We zitten in een kring om een van onze collega’s heen gepakt. De tafels met daarop de nootjes, tomaatjes en olijven zijn zorgvuldig aan de kant geschoven. Aangezien we een afdeling zijn die zich
voornamelijk bezig houdt met een gezonde leefstijl, moet alles wel kloppen.

Ik ben de enige die in een halfuur tijd al drie glazen wijn achterover heeft geslagen en de worteltjes niet aanraakt. Ik merk dat ik er achterdochtig word. Of misschien ben ik van nature achterdochtig in groepen, ik weet het niet zo goed. Mijn handen zijn klam en er zijn teveel collega’s die een gesprek willen aanknopen, terwijl ik niet zou weten wat ik hen zou kunnen zeggen. Ergens zou ik ze willen vertellen over mijn dode konijn, over het kind dat niet komt, over de broer die me vergeten is, over de televisieprogramma’s die ik niet kijk.
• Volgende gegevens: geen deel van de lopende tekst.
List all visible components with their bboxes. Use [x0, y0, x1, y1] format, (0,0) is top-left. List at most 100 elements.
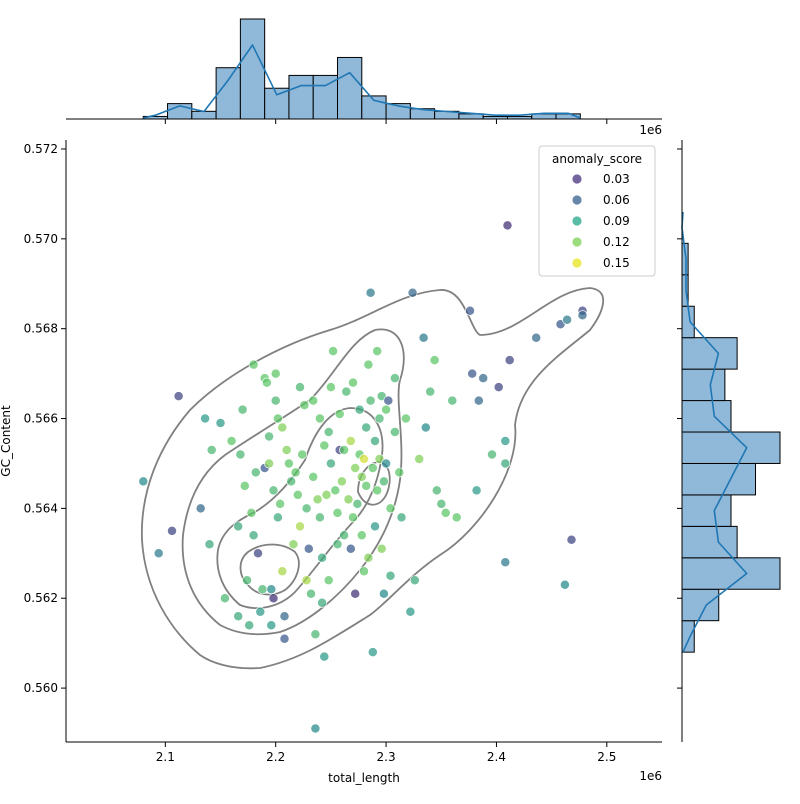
scatter-point — [365, 395, 376, 406]
scatter-point — [270, 395, 281, 406]
legend: anomaly_score 0.03 0.06 0.09 0.12 0.15 — [538, 145, 656, 277]
scatter-point — [467, 368, 478, 379]
scatter-point — [292, 489, 303, 500]
y-hist-bar — [681, 494, 732, 527]
scatter-point — [341, 386, 352, 397]
scatter-point — [359, 454, 369, 464]
legend-label: 0.09 — [603, 214, 630, 228]
y-kde-curve — [681, 211, 748, 653]
scatter-point — [195, 503, 206, 514]
scatter-point — [367, 647, 378, 658]
scatter-point — [242, 575, 252, 586]
scatter-point — [281, 445, 292, 455]
scatter-point — [270, 368, 281, 379]
contour-level-2 — [181, 328, 405, 636]
contour-level-3 — [216, 407, 384, 609]
scatter-point — [429, 355, 440, 366]
scatter-point — [345, 543, 356, 554]
legend-label: 0.12 — [603, 235, 630, 249]
scatter-point — [310, 723, 321, 734]
x-hist-bar — [264, 87, 290, 120]
scatter-point — [381, 404, 392, 415]
scatter-point — [319, 651, 330, 662]
scatter-point — [319, 440, 330, 451]
scatter-point — [332, 507, 343, 518]
scatter-point — [200, 413, 211, 424]
scatter-point — [295, 521, 305, 532]
scatter-point — [279, 633, 290, 644]
scatter-point — [420, 422, 431, 433]
y-hist-bar — [681, 620, 695, 653]
x-kde-curve — [143, 44, 581, 119]
scatter-point — [400, 413, 411, 424]
scatter-point — [317, 597, 328, 608]
scatter-point — [288, 539, 299, 550]
scatter-point — [310, 629, 321, 640]
y-hist-bar — [681, 368, 726, 402]
scatter-point — [356, 471, 367, 482]
scatter-point — [261, 377, 272, 388]
scatter-point — [385, 570, 396, 581]
scatter-point — [295, 382, 305, 393]
x-hist-bar — [215, 67, 241, 120]
y-axis-label: GC_Content — [0, 405, 13, 477]
y-hist-bar — [681, 337, 738, 370]
scatter-point — [303, 543, 314, 554]
scatter-point — [447, 395, 458, 406]
scatter-point — [325, 458, 336, 469]
scatter-point — [381, 458, 392, 469]
scatter-point — [290, 467, 301, 478]
legend-title: anomaly_score — [552, 152, 642, 166]
x-tick-label: 2.4 — [487, 750, 506, 764]
x-hist-bar — [337, 56, 363, 120]
scatter-point — [493, 382, 504, 393]
scatter-point — [277, 566, 288, 577]
x-hist-bar — [191, 110, 217, 120]
scatter-point — [266, 584, 277, 595]
scatter-point — [314, 512, 325, 523]
x-ticks: 2.1 2.2 2.3 2.4 2.5 — [156, 119, 616, 764]
scatter-point — [233, 521, 244, 532]
scatter-point — [215, 418, 226, 428]
scatter-point — [264, 458, 275, 469]
x-marginal-histogram — [142, 18, 581, 120]
scatter-point — [409, 575, 420, 586]
scatter-point — [301, 575, 312, 586]
scatter-point — [370, 521, 380, 532]
scatter-point — [253, 548, 263, 559]
scatter-point — [334, 409, 345, 419]
scatter-point — [339, 445, 350, 455]
scatter-point — [396, 512, 407, 523]
scatter-point — [233, 611, 244, 622]
scatter-point — [277, 422, 288, 433]
y-tick-label: 0.562 — [24, 591, 58, 605]
scatter-point — [308, 471, 319, 482]
y-marginal-histogram — [681, 211, 781, 653]
scatter-point — [204, 539, 215, 550]
scatter-point — [361, 480, 372, 491]
scatter-point — [268, 485, 279, 496]
x-tick-label: 2.3 — [377, 750, 396, 764]
scatter-point — [343, 494, 354, 505]
scatter-point — [374, 413, 385, 424]
scatter-point — [226, 436, 237, 446]
scatter-point — [363, 552, 374, 563]
scatter-point — [272, 413, 283, 424]
legend-entries: 0.03 0.06 0.09 0.12 0.15 — [572, 172, 630, 270]
scatter-point — [206, 445, 217, 455]
scatter-point — [559, 579, 570, 590]
scatter-point — [487, 449, 497, 460]
scatter-point — [350, 588, 361, 599]
scatter-point — [436, 498, 447, 509]
scatter-point — [297, 449, 308, 460]
legend-marker — [572, 195, 582, 205]
scatter-point — [431, 485, 442, 496]
scatter-point — [370, 436, 380, 446]
y-hist-bar — [681, 400, 732, 433]
y-hist-bar — [681, 431, 781, 464]
scatter-point — [308, 395, 319, 406]
scatter-point — [339, 530, 350, 541]
x-offset-label-top: 1e6 — [639, 123, 662, 137]
legend-marker — [572, 237, 582, 247]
,,Welkom allemaal, we hebben een klein programma voor jullie ingericht vanavond, maar eerst willen we jullie bedanken voor jullie inzet het afgelopen jaar.” Mijn teamleider knikt, zoekt iemand om haar blik aan vast te haken. ,,Bij kerst denk ik aan tradities. Tradities betekenen voor mij het vieren van de belangrijke dagen samen met de mensen die je liefhebt. In mijn geval met mijn familie, met mijn dochter en vrouw.”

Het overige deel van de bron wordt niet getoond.